Big data is a challenge in various technical ways, but more importantly, it is an opportunity to find insight in new and emerging types of data and to answer questions that, in the past, were not possible to analyze effectively. Data that has been hidden can be surfaced and acted upon. The result can be a more agile organization or in the case of health care, better outcomes for patients.  Picture a hospital neonatal environment where a plethora of medical monitors connected to babies are used to alert hospital staff to potential health problems before patients develop clinical signs of infection or other issues. There are breakthroughs on the horizon for how this will be done. Today the instrumentation generates huge amounts of information — up to 1,000 readings per second — which is summarized into one reading every 30 to 60 minutes. The information is stored for up to 72 hours and is then discarded. If the stream of data could be captured, stored and analyzed in real-time there could be a huge opportunity to improve the quality of care for special-care babies.

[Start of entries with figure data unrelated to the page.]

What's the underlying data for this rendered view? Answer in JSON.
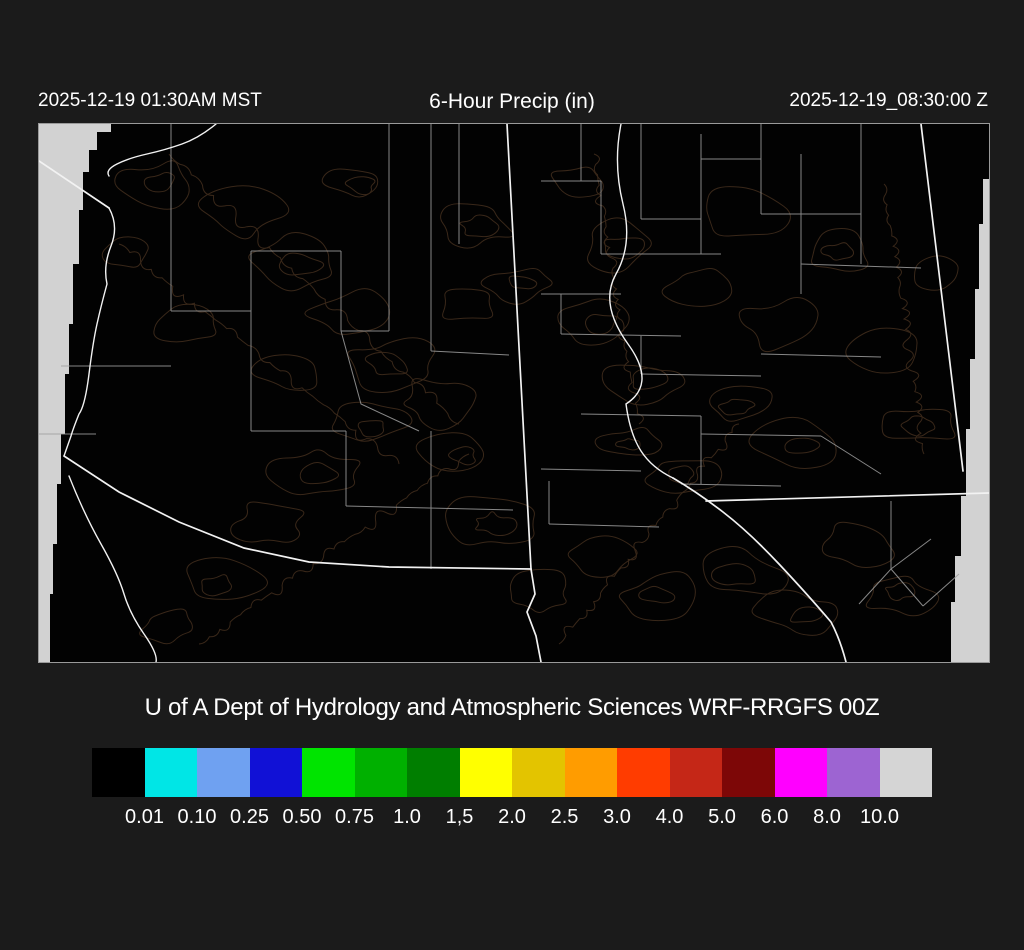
{
  "page": {
    "background": "#1b1b1b",
    "text_color": "#ffffff"
  },
  "header": {
    "left_timestamp": "2025-12-19 01:30AM MST",
    "title": "6-Hour Precip (in)",
    "right_timestamp": "2025-12-19_08:30:00 Z"
  },
  "footer": {
    "credit": "U of A Dept of Hydrology and Atmospheric Sciences WRF-RRGFS 00Z"
  },
  "map": {
    "background": "#020202",
    "outside_domain_color": "#d2d2d2",
    "state_border_color": "#f2f2f2",
    "river_color": "#f2f2f2",
    "county_border_color": "#9f9f9f",
    "contour_color": "#3c2a1b",
    "frame_color": "#9a9a9a"
  },
  "colorbar": {
    "units": "in",
    "labels": [
      "0.01",
      "0.10",
      "0.25",
      "0.50",
      "0.75",
      "1.0",
      "1,5",
      "2.0",
      "2.5",
      "3.0",
      "4.0",
      "5.0",
      "6.0",
      "8.0",
      "10.0"
    ],
    "colors": [
      "#000000",
      "#00e6e6",
      "#6fa1f1",
      "#1111d6",
      "#00e400",
      "#00b000",
      "#007e00",
      "#ffff00",
      "#e3c400",
      "#ff9c00",
      "#ff3c00",
      "#c52717",
      "#7d0707",
      "#ff00ff",
      "#9d64d2",
      "#d5d5d5"
    ]
  }
}
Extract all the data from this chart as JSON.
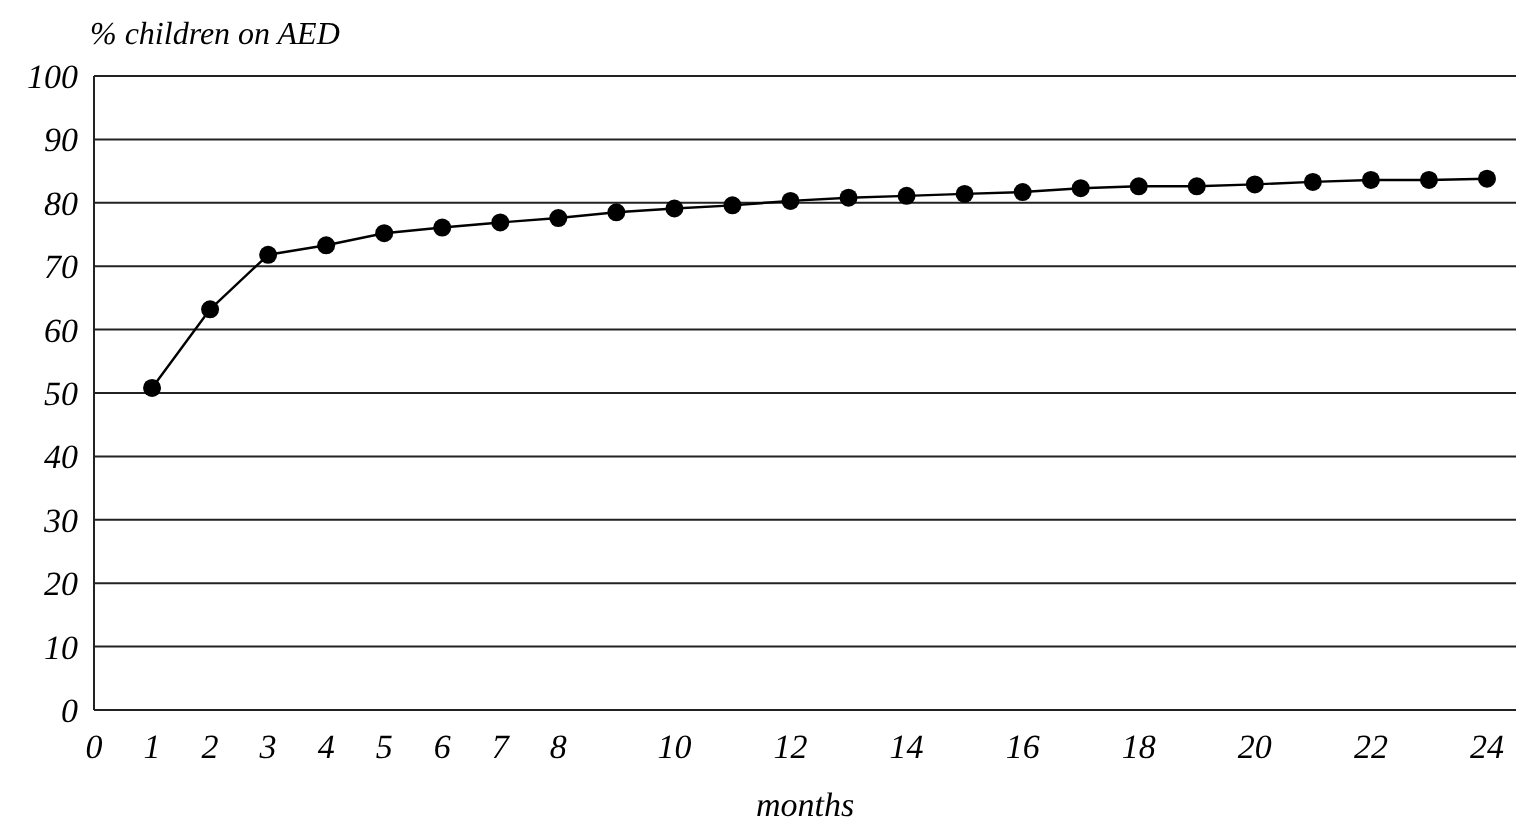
{
  "chart_data": {
    "type": "line",
    "ylabel": "% children on AED",
    "xlabel": "months",
    "x": [
      1,
      2,
      3,
      4,
      5,
      6,
      7,
      8,
      9,
      10,
      11,
      12,
      13,
      14,
      15,
      16,
      17,
      18,
      19,
      20,
      21,
      22,
      23,
      24
    ],
    "series": [
      {
        "color": "#000000",
        "values": [
          50.8,
          63.2,
          71.8,
          73.3,
          75.2,
          76.1,
          76.9,
          77.6,
          78.5,
          79.1,
          79.6,
          80.3,
          80.8,
          81.1,
          81.4,
          81.7,
          82.3,
          82.6,
          82.6,
          82.9,
          83.3,
          83.6,
          83.6,
          83.8
        ]
      }
    ],
    "xlim": [
      0,
      24.5
    ],
    "xticks": [
      0,
      1,
      2,
      3,
      4,
      5,
      6,
      7,
      8,
      10,
      12,
      14,
      16,
      18,
      20,
      22,
      24
    ],
    "ylim": [
      0,
      100
    ],
    "yticks": [
      0,
      10,
      20,
      30,
      40,
      50,
      60,
      70,
      80,
      90,
      100
    ],
    "grid": "y",
    "marker": "circle",
    "line_style": "solid"
  }
}
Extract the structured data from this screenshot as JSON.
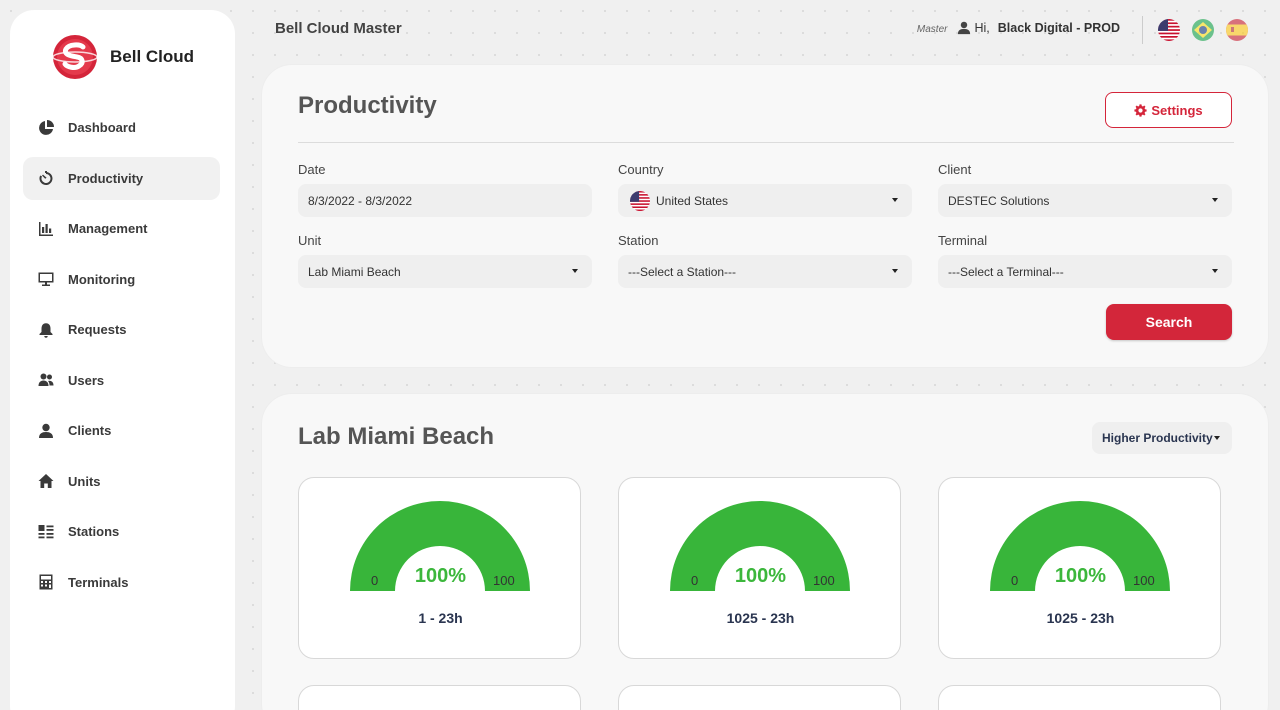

BooksThe Hospital for Sick Children in Ontario, Canada developed such a vision and is acted on it. Dr. Carolyn McGregor, Canada research chair in health informatics at the University of Ontario Institute of Technology visited researchers at the IBM T. J. Watson Research Center who are working on a new stream-computing platform to support healthcare analytics. A three-way collaboration was established, with each group bringing a unique perspective — the hospital focus on patient care, the university’s ideas for using the data stream, and IBM providing the advanced analysis software and information technology expertise needed to turn the vision into reality. The result of the collaboration was Project Artemis which pairs IBM scientists with clinicians and`researchers to explore how emerging technologies can solve real-world business problems, in this case developing a highly flexible platform that aims to help physicians make better, faster decisions regarding patient care for a wide range of conditions. At the Children’s hospital the focus is real-time detection of the onset of nosocomial infection (often called hospital-acquired infection). Regulatory, ethical, privacy, and safety issues were addressed and then two infant beds were instrumented and connected to the system for data collection. The team then created an algorithm that deciphered the streaming data. By establishing the impact of moving a baby or changing its diaper, those things can be filtered out to help spot the telltale signs of nosocomial infection.
Dr. Andrew James, staff neonatologist, at the Hospital for Sick Children is optimistic that as they learn more they will be able to account for variations in individual patients and eventually be able to integrate data inputs such as lab results and observational notes. In the future, any condition that can be detected through subtle changes in the underlying data streams can be the target of the system’s early-warning capabilities. It is likely that sensors attached to or even implanted in the body will allow monitoring of important conditions from home or anywhere. Big data has the potential to improve the health of patients whever they may be.